Posted by Cedric on March 29, 2011
The Double Standard
The double standard is a pattern of thinking where we seem to think it makes sense to hold ourselves to standards that we wouldn`t hold others to – or vice versa.
It is not a rational or reasonable thought and will only lead to anxiety and insecurity in yourself and in your connections with others.
It is important to be able to learn to spot the double standard in your thinking and in that of others so that you can question it and step free of it rather than continuing to live your life by irrational and unreasonable standards.
For example:
Allow yourself, for a moment, to gently recall one of the events which you use to support one of your old core belief(s) such as `I am unlovable` or `I am not good enough`.
Now ask yourself if you would jump on the bandwagon and judge someone else if they had had that same experience.

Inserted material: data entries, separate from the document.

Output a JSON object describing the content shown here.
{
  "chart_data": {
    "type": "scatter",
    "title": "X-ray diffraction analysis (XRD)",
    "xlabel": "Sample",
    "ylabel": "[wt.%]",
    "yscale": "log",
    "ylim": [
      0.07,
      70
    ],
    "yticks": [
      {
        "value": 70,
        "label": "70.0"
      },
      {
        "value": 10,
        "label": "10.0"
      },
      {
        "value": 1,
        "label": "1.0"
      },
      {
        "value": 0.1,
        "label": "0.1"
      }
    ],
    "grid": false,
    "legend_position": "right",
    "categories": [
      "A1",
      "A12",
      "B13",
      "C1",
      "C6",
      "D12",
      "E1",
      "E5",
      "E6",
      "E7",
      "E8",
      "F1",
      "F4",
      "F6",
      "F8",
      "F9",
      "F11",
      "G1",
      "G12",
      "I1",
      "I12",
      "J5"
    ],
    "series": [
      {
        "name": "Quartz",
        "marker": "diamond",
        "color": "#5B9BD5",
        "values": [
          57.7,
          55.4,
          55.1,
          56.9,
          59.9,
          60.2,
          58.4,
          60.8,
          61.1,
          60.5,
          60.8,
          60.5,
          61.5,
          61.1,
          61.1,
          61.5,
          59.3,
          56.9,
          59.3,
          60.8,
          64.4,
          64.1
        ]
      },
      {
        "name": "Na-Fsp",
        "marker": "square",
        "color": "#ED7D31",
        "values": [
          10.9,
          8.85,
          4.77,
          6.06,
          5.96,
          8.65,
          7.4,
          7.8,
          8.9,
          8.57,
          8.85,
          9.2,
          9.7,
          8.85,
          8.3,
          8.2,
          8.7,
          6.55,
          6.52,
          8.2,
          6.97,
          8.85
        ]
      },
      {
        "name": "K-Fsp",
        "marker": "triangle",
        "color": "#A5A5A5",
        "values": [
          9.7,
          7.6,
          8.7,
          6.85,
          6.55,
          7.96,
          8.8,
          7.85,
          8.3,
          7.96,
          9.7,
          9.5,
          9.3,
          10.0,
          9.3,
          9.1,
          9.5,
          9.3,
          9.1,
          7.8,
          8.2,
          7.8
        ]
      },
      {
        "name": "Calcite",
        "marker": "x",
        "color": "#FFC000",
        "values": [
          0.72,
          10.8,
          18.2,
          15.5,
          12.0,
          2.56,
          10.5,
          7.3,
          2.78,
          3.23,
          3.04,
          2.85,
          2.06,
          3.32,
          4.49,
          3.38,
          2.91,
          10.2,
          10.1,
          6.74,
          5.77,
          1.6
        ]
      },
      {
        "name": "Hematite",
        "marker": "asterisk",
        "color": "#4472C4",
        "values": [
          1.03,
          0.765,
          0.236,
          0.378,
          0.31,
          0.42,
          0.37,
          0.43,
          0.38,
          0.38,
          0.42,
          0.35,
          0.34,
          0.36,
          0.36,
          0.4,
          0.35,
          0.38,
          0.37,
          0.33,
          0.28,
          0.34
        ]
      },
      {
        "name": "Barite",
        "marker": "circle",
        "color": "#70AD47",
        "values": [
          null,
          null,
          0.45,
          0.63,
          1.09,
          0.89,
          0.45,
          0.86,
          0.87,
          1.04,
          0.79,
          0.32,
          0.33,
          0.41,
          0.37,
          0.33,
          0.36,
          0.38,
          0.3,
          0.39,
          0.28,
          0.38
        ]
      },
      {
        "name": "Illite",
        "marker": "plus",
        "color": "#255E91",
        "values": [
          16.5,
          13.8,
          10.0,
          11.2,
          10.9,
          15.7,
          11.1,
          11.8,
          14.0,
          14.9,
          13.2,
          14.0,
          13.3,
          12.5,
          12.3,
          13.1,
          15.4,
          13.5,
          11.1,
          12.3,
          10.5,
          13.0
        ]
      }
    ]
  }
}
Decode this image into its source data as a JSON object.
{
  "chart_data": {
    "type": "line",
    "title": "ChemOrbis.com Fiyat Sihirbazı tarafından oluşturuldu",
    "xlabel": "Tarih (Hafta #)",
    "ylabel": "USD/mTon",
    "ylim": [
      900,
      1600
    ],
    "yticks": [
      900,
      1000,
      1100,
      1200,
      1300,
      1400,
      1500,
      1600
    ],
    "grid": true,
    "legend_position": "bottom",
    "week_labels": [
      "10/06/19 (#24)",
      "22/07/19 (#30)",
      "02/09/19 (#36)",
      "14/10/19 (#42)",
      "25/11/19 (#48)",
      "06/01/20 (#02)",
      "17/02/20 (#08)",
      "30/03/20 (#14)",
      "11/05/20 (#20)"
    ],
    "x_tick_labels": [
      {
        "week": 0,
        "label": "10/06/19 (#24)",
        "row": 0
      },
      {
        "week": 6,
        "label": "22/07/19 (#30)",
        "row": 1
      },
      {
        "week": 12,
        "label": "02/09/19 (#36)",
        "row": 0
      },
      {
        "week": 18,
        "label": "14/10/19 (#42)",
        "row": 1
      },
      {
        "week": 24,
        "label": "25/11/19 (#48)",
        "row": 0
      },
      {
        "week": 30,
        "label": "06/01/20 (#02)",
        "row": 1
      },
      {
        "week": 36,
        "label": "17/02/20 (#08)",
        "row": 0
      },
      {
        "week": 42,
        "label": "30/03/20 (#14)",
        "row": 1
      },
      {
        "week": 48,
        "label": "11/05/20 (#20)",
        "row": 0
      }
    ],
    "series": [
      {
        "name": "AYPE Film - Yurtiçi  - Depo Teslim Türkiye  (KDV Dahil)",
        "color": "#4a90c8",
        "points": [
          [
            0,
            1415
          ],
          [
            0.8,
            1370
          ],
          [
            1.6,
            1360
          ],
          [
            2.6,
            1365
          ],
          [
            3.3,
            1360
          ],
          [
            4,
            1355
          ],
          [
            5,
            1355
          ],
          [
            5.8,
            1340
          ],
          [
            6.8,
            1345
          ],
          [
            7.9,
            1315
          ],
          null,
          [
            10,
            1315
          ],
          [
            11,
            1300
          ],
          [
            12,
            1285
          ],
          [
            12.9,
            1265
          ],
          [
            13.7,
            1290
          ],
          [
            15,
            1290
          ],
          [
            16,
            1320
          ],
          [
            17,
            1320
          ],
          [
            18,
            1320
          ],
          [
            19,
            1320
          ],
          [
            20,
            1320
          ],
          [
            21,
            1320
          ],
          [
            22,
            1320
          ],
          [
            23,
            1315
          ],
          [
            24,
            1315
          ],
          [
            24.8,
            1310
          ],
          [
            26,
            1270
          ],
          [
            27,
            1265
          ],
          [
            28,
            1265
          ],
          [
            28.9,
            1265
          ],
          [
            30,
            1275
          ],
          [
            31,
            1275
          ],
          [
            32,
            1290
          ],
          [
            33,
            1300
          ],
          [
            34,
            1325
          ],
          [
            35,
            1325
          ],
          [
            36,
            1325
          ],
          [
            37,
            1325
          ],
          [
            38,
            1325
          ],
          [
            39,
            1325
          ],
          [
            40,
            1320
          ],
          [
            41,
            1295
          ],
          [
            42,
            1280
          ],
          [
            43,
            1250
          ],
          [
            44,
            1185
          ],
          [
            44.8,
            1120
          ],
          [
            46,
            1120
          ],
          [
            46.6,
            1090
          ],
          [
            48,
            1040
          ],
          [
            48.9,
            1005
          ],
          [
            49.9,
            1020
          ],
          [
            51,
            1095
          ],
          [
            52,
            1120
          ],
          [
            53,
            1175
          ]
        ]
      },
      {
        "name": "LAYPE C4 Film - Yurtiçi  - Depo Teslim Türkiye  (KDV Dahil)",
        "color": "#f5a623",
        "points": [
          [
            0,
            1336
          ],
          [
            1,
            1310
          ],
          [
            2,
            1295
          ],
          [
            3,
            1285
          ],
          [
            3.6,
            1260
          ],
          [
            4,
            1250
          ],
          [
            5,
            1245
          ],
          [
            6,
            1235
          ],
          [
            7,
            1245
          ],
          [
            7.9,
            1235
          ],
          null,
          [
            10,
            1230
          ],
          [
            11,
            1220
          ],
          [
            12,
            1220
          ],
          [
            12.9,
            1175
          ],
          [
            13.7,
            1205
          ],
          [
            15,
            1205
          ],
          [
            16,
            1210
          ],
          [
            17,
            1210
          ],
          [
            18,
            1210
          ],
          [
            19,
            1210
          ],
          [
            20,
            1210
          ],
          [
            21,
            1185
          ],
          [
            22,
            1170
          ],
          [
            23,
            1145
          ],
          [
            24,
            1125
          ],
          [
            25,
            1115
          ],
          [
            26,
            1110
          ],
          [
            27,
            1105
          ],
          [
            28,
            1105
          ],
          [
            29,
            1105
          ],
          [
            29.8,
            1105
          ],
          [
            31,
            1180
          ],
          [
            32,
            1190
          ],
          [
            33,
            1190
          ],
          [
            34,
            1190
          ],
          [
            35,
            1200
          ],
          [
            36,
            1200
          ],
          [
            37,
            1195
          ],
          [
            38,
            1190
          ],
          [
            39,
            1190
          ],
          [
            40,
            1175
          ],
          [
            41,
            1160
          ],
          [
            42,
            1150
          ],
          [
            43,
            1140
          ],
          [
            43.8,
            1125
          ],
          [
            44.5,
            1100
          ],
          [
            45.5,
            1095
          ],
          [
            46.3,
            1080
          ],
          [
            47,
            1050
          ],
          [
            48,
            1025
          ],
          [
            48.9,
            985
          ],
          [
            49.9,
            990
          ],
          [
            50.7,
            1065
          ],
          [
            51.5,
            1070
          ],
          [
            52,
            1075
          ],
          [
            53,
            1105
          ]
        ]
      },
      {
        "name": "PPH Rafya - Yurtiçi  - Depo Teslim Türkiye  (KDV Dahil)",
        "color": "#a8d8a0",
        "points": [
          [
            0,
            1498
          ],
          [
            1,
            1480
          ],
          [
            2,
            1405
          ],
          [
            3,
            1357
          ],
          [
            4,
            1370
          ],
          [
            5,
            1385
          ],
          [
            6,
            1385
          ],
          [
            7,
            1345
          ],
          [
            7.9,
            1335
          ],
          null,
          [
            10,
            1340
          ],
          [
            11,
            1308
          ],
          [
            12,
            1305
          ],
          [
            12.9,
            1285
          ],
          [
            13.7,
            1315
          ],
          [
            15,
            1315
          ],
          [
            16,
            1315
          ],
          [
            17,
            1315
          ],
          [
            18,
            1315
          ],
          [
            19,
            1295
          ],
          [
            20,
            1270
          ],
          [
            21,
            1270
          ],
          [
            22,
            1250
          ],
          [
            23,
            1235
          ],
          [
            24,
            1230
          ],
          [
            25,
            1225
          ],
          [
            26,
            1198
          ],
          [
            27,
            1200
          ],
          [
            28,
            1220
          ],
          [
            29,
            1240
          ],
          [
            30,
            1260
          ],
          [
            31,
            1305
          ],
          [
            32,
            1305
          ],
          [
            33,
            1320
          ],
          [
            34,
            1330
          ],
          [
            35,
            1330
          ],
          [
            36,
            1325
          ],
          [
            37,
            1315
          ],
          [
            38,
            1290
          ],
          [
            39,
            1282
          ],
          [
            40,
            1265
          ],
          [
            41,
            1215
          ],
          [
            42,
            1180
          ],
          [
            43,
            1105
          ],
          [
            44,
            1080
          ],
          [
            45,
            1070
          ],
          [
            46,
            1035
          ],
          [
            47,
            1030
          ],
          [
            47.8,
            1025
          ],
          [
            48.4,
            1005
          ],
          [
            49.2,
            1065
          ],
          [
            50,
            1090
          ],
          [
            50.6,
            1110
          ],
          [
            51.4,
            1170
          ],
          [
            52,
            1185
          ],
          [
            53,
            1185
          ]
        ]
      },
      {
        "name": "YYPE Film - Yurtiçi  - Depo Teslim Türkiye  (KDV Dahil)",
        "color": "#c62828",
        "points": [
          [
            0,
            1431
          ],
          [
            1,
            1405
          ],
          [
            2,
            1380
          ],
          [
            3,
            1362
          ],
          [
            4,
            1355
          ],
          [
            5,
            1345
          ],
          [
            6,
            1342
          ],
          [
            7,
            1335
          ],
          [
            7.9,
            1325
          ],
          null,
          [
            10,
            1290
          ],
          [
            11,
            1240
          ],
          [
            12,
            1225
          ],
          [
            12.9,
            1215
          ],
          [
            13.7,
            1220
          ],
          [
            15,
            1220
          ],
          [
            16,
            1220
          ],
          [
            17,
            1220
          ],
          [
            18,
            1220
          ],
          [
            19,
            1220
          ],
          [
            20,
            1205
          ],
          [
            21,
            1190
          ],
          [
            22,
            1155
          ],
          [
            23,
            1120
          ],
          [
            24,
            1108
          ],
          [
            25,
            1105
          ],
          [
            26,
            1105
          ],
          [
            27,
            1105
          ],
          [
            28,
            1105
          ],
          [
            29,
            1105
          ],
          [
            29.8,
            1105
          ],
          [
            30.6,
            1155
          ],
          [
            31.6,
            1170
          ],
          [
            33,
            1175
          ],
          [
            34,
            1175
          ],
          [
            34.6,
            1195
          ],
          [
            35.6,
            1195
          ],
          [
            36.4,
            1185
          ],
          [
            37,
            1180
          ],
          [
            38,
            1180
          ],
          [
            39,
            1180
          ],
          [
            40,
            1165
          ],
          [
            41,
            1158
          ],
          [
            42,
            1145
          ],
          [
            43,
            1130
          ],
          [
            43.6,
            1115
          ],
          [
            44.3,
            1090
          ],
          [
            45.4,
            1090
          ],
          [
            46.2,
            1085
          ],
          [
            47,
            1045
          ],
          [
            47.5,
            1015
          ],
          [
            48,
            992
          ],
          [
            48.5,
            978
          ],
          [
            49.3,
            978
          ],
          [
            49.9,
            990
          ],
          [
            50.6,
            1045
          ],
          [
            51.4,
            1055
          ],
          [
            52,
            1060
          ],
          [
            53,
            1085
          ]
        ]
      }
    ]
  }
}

Would you continue, on a daily basis, to reinforce that hurtful message?
Would you rub it in?
Or might you offer them feedback about a more reasonable perspective, or at least an alternative perspective on the situation; maybe you`d tell them about the strengths and beauty that you see in them?
Would it just go without saying that you would be immediately drawn to offer your reassurance and support, and maybe even to feel angry and hurt on their behalf?
Well? What do you think?
Would you keep pouring salt in their wound? Not likely. That would be sadistic. You are far too kind and considerate for that, so why do you do it to yourself?
You`ve got to learn to be able to assess for yourself what is true and reasonable in yourself and in your relationships with others. If you keep living your life believing those old stories and old assumptions you will continue to feel anxious and to need food or dieting or drinking or isolation to cope with the stress that is, now, in large part, being created by your thinking.
Change can happen simply and quickly when you have good support and tools that work. That`s what I can offer you.
Reach out and let me show you how to step free of the double standard in your life for good.
Love Michelle
Posted by Cedric on March 28, 2011
When you live from the old pattern of buying into those old all-or-nothing thoughts, then use the coping strategies of denial and unconsciousness, you compromise yourself. Please know that there is no benefit to judging yourself for this choice. Just recognize and support it as a choice. It’s all right to say, “I know I’d really like to do…, but right now, I just feel too scared or too overwhelmed at the thought of asserting this need, so I’m choosing to go along with Mary Jane.
Speak it. Name your choice. Be proud that you are making a conscious choice which best meets your needs at that time, and let it be all right to take care of yourself in this way. You can also add a piece that says, “I’m working to get to a place where I can respond differently to this situation, and, for now, this choice feels as though it will best meet my needs.” In other words, cut yourself some slack.